Ocasio-Cortez: ‘A lot of districts’ are like mine

Newly minted Democratic congressional nominee Alexandria Ocasio-Cortez said she believes there are districts across the country primed for the kind of candidacy she represents.

“There are a lot of districts in this country that are like New York 14,” Ocasio-Cortez said Sunday on NBC’s “Meet the Press.”

Ocasio-Cortez stunned many when she defeated New York Democratic Rep. Joe Crowley on Tuesday following a campaign in which she espoused a series of unabashedly left-wing policy priorities.

Speaking on Sunday, Ocasio-Cortez said while she believes her success can be mirrored in other districts, there is room in the party for candidates less left-wing than herself.

“Democrats are a big tent party,” she said. “You know, I’m not trying to impose an ideology on all several hundred members of Congress. But I do think that, once again, it’s not about selling an -ism, or an ideology, or a label or a color. This is about selling our values.”

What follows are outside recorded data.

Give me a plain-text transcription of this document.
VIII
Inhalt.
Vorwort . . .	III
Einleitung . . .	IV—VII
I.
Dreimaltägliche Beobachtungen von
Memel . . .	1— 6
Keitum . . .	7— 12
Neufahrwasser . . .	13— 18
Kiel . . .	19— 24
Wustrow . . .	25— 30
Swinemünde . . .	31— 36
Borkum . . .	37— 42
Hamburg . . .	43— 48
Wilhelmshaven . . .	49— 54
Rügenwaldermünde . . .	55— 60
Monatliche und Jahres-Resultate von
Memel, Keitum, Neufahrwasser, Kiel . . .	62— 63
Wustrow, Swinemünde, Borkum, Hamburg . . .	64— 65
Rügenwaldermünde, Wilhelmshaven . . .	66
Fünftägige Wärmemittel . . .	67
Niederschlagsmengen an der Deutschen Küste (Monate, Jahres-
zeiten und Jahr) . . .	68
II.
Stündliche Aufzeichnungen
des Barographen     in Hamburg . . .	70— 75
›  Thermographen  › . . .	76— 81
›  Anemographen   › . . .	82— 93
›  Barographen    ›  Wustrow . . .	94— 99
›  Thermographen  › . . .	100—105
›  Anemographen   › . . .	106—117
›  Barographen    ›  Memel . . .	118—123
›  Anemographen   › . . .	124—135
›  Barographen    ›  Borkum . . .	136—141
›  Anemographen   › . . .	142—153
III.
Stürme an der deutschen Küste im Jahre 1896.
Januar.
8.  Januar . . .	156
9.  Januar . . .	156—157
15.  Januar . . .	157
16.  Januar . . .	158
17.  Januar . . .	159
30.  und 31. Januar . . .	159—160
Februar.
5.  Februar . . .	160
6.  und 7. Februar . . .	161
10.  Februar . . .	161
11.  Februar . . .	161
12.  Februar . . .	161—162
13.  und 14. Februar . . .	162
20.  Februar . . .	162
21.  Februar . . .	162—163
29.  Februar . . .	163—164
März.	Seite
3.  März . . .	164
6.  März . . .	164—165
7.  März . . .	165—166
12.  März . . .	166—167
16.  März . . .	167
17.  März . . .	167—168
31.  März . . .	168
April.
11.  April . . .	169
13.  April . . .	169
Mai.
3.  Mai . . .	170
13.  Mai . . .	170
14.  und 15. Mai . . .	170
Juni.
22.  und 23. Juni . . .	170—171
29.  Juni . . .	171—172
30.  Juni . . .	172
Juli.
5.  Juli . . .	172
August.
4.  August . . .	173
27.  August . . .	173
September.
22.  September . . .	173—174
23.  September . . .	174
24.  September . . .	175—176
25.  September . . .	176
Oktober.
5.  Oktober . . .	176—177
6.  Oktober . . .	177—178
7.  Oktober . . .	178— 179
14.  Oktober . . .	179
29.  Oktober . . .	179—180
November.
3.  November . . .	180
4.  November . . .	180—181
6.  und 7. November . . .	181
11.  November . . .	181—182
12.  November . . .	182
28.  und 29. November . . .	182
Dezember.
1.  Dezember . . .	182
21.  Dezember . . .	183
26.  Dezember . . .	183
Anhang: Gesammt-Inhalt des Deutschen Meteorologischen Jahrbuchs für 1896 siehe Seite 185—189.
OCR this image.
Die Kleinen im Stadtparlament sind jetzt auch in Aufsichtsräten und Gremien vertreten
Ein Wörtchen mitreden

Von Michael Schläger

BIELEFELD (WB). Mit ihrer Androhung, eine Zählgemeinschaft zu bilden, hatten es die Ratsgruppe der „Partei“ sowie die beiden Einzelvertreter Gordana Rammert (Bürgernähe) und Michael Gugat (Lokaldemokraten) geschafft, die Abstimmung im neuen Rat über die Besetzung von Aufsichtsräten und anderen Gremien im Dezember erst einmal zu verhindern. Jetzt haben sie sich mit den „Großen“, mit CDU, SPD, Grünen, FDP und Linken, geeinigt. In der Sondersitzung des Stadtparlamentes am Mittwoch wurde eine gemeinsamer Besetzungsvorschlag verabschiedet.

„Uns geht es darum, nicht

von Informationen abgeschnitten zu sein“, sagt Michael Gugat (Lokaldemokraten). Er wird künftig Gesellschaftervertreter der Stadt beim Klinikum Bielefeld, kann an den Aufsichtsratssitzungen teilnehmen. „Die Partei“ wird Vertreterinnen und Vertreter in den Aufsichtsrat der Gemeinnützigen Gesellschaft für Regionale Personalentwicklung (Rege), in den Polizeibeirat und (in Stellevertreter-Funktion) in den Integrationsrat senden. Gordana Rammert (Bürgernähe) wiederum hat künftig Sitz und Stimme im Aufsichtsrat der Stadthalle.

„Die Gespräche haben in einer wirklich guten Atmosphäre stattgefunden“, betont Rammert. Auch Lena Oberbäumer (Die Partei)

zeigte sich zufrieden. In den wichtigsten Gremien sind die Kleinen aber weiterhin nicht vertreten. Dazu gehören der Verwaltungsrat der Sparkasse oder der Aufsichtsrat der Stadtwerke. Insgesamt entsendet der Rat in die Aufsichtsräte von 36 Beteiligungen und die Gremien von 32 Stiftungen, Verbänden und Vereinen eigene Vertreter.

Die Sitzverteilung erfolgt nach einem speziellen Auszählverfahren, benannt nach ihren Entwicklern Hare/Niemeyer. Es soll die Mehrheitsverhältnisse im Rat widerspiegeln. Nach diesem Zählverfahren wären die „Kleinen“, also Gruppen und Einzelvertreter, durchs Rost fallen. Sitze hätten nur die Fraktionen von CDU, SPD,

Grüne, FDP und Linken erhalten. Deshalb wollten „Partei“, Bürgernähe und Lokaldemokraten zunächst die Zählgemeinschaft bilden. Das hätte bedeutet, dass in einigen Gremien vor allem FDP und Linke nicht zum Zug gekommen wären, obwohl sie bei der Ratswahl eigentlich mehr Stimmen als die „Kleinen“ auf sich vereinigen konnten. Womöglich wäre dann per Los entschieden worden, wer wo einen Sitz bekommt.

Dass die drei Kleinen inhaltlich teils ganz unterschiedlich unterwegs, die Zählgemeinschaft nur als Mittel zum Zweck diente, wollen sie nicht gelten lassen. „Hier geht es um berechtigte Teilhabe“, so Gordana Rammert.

Ocasio-Cortez has drawn particular attention for her embrace of democratic socialism, which she said means to her that “in a modern, moral and wealthy society, no American should be too poor to live.”

But Ocasio-Cortez said the label of democratic socialism did not represent her fully.

“It’s part of what I am,” she said. “It’s not all of what I am.”

Ocasio-Cortez’s comments came in contrast to some other members of the Democratic Party, who have suggested her victory is not necessarily indicative of a national trend.

Asked on CNN’s “State of the Union” Sunday if Ocasio-Cortez’s upset and progressive platform are the future of the Democratic Party, Illinois Democratic Sen. Tammy Duckworth responded, “I think it’s the future of the party in the Bronx, where she is.”

“She did the hard work,” Duckworth continued. “She pounded the pavement, and she was out there talking to every one of her constituents. And I think that was the difference.”

At the same time, Duckworth said she believed if candidates “go too far to the left,” they would lose in the Midwest.

“Coming from a Midwestern state, I think you need to be able to talk to the industrial Midwest,” Duckworth said. “You need to listen to the people there in order to win an election nationwide.”